A continuously delta-hedged long call is not a directional bet but a wager on realized-versus-implied volatility — and on SPY in 2023–2024, priced at 18%, it loses exactly as the theory says it must.
Compiled 2026-06-04 · SPY daily, 2023-01-01 to 2024-12-31
We document the options family's foundational model and use it to make a single, exact point: a continuously delta-hedged long option carries no first-order directional exposure, so its profit and loss is a clean integral of realized against implied variance. The vehicle is a one-month at-the-money SPY call, priced and re-marked off a constant 18% implied-volatility assumption, hedged back to zero net delta every bar, and rolled at expiry over 2023–2024. We derive, from Itô's lemma and the Black–Scholes–Merton partial differential equation, the identity \(d\Pi_t=\tfrac12\,\Gamma_t S_t^2\,(\sigma_r^2-\sigma_i^2)\,dt\): the hedged position earns the dollar-gamma-weighted gap between the variance the underlying delivers and the variance the option was sold at.
Over the held-out window the strategy loses, with an annualized return of \(-3.9\%\), a maximum drawdown of \(-7.8\%\), and a hit rate of \(16.4\%\). The realized Sharpe is \(-6.94\) — a number whose large magnitude we are careful to read correctly: it reflects the consistency of a small daily theta bleed, not a catastrophe, because SPY's realized volatility through 2023–2024 sat persistently below the 18% the option was priced at. Long gamma against a positive variance risk premium is a structurally losing trade, and the model reproduces that fact rather than disguising it.
We then run the strategy through a Monte Carlo of 2,000 risk-neutral GBM paths drawn at the same 18% vol. By construction realized \(\approx\) implied, so the variance term integrates to zero in expectation and the simulated mean P&L is only mildly negative — the residue of discrete-hedging error and transaction costs, not of any vol mispricing. The two experiments together separate the two ways a delta-hedged option bleeds, and validate the full pricing/Greeks/mark-to-market/simulation stack end to end.
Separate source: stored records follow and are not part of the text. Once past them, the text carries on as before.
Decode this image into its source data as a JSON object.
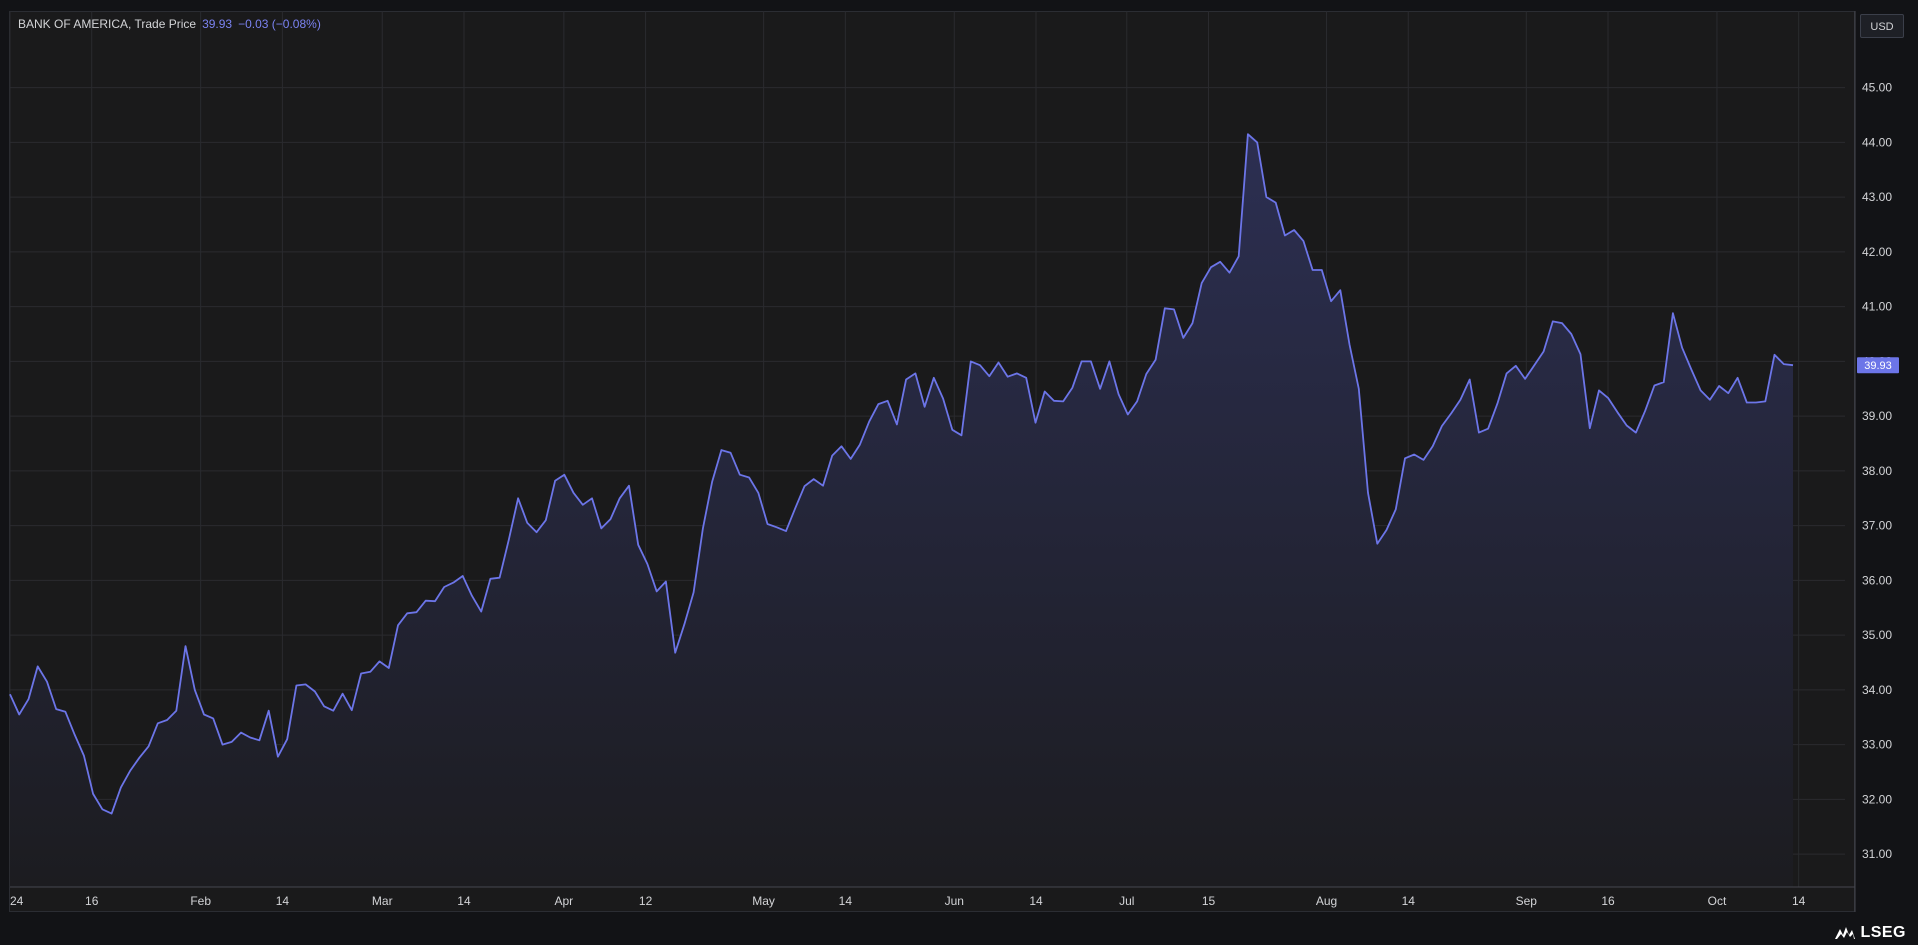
{
  "header": {
    "instrument": "BANK OF AMERICA, Trade Price",
    "last_price": "39.93",
    "change": "−0.03 (−0.08%)",
    "currency": "USD"
  },
  "last_price_tag": "39.93",
  "brand": {
    "name": "LSEG"
  },
  "colors": {
    "line": "#6c75e8",
    "area_top": "#2c2f52",
    "area_bottom": "#1c1c20",
    "grid": "#2a2b2f",
    "background": "#1a1a1b",
    "price_tag": "#6c75e8"
  },
  "chart_data": {
    "type": "area",
    "title": "",
    "xlabel": "",
    "ylabel": "",
    "ylim": [
      30.4,
      46.4
    ],
    "y_ticks": [
      "31.00",
      "32.00",
      "33.00",
      "34.00",
      "35.00",
      "36.00",
      "37.00",
      "38.00",
      "39.00",
      "40.00",
      "41.00",
      "42.00",
      "43.00",
      "44.00",
      "45.00"
    ],
    "x_ticks": [
      {
        "label": "24",
        "day": 0
      },
      {
        "label": "16",
        "day": 9
      },
      {
        "label": "Feb",
        "day": 21
      },
      {
        "label": "14",
        "day": 30
      },
      {
        "label": "Mar",
        "day": 41
      },
      {
        "label": "14",
        "day": 50
      },
      {
        "label": "Apr",
        "day": 61
      },
      {
        "label": "12",
        "day": 70
      },
      {
        "label": "May",
        "day": 83
      },
      {
        "label": "14",
        "day": 92
      },
      {
        "label": "Jun",
        "day": 104
      },
      {
        "label": "14",
        "day": 113
      },
      {
        "label": "Jul",
        "day": 123
      },
      {
        "label": "15",
        "day": 132
      },
      {
        "label": "Aug",
        "day": 145
      },
      {
        "label": "14",
        "day": 154
      },
      {
        "label": "Sep",
        "day": 167
      },
      {
        "label": "16",
        "day": 176
      },
      {
        "label": "Oct",
        "day": 188
      },
      {
        "label": "14",
        "day": 197
      }
    ],
    "x_max": 201,
    "series": [
      {
        "values": [
          33.92,
          33.55,
          33.83,
          34.43,
          34.15,
          33.65,
          33.6,
          33.18,
          32.8,
          32.1,
          31.82,
          31.74,
          32.22,
          32.52,
          32.76,
          32.97,
          33.39,
          33.45,
          33.62,
          34.8,
          34.0,
          33.55,
          33.48,
          33.0,
          33.05,
          33.22,
          33.13,
          33.08,
          33.62,
          32.78,
          33.1,
          34.08,
          34.1,
          33.97,
          33.7,
          33.62,
          33.93,
          33.63,
          34.3,
          34.33,
          34.52,
          34.4,
          35.18,
          35.4,
          35.42,
          35.63,
          35.62,
          35.88,
          35.96,
          36.08,
          35.72,
          35.43,
          36.03,
          36.05,
          36.75,
          37.5,
          37.05,
          36.88,
          37.1,
          37.82,
          37.93,
          37.6,
          37.38,
          37.5,
          36.95,
          37.12,
          37.5,
          37.73,
          36.65,
          36.3,
          35.8,
          35.98,
          34.68,
          35.2,
          35.78,
          36.95,
          37.8,
          38.38,
          38.33,
          37.93,
          37.88,
          37.6,
          37.03,
          36.97,
          36.9,
          37.32,
          37.72,
          37.85,
          37.73,
          38.28,
          38.45,
          38.22,
          38.48,
          38.9,
          39.22,
          39.28,
          38.85,
          39.67,
          39.78,
          39.17,
          39.7,
          39.32,
          38.75,
          38.65,
          40.0,
          39.93,
          39.73,
          39.98,
          39.72,
          39.78,
          39.7,
          38.88,
          39.45,
          39.28,
          39.27,
          39.52,
          40.0,
          40.0,
          39.5,
          40.0,
          39.4,
          39.03,
          39.27,
          39.77,
          40.03,
          40.97,
          40.95,
          40.43,
          40.7,
          41.43,
          41.72,
          41.82,
          41.62,
          41.92,
          44.15,
          44.0,
          43.0,
          42.9,
          42.3,
          42.4,
          42.2,
          41.67,
          41.67,
          41.1,
          41.3,
          40.3,
          39.5,
          37.6,
          36.67,
          36.92,
          37.3,
          38.23,
          38.3,
          38.2,
          38.45,
          38.82,
          39.05,
          39.3,
          39.67,
          38.7,
          38.77,
          39.23,
          39.78,
          39.92,
          39.68,
          39.93,
          40.18,
          40.73,
          40.7,
          40.5,
          40.13,
          38.78,
          39.47,
          39.33,
          39.07,
          38.83,
          38.7,
          39.1,
          39.56,
          39.62,
          40.88,
          40.25,
          39.85,
          39.47,
          39.3,
          39.55,
          39.42,
          39.7,
          39.25,
          39.25,
          39.27,
          40.12,
          39.95,
          39.93
        ]
      }
    ]
  }
}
Keywords. Black–Scholes–Merton, delta hedging, gamma, theta, realized versus implied volatility, variance risk premium, robustness of the Black–Scholes formula, discrete-hedging error, Monte Carlo.
An option is the only instrument in this catalogue whose payoff is non-linear in the thing it is written on, and that single fact reorganizes everything downstream. The four preceding papers all share a linear abstraction — a position \(w_t\) earns \(w_t R_t\), profit and loss is the product of an exposure and a return — and their machinery is built on it. An option breaks the abstraction at the root: its value is a curved function of the underlying, its sensitivity changes as the underlying moves, and its profit and loss is the change in option value, not a position times a return. This paper introduces the family that handles that curvature, and it does so through the cleanest possible specimen.
The specimen is a long call that is continuously delta-hedged. Delta-hedging means holding, against the option, a quantity of the underlying chosen to cancel the position's first-order sensitivity to price. Strip out that first-order term and what remains is not a directional view at all — it is a pure exposure to how much the underlying moves, regardless of which way. A delta-hedged long option is, to first order, a long position in realized variance financed by paying implied variance. That is the entire economic content of the trade, and it is the reason the model is the right hello-world for an options stack: its profit and loss isolates exactly one quantity, so any bug in pricing, Greeks, or mark-to-market accounting shows up as a contamination of a signal we can compute in closed form.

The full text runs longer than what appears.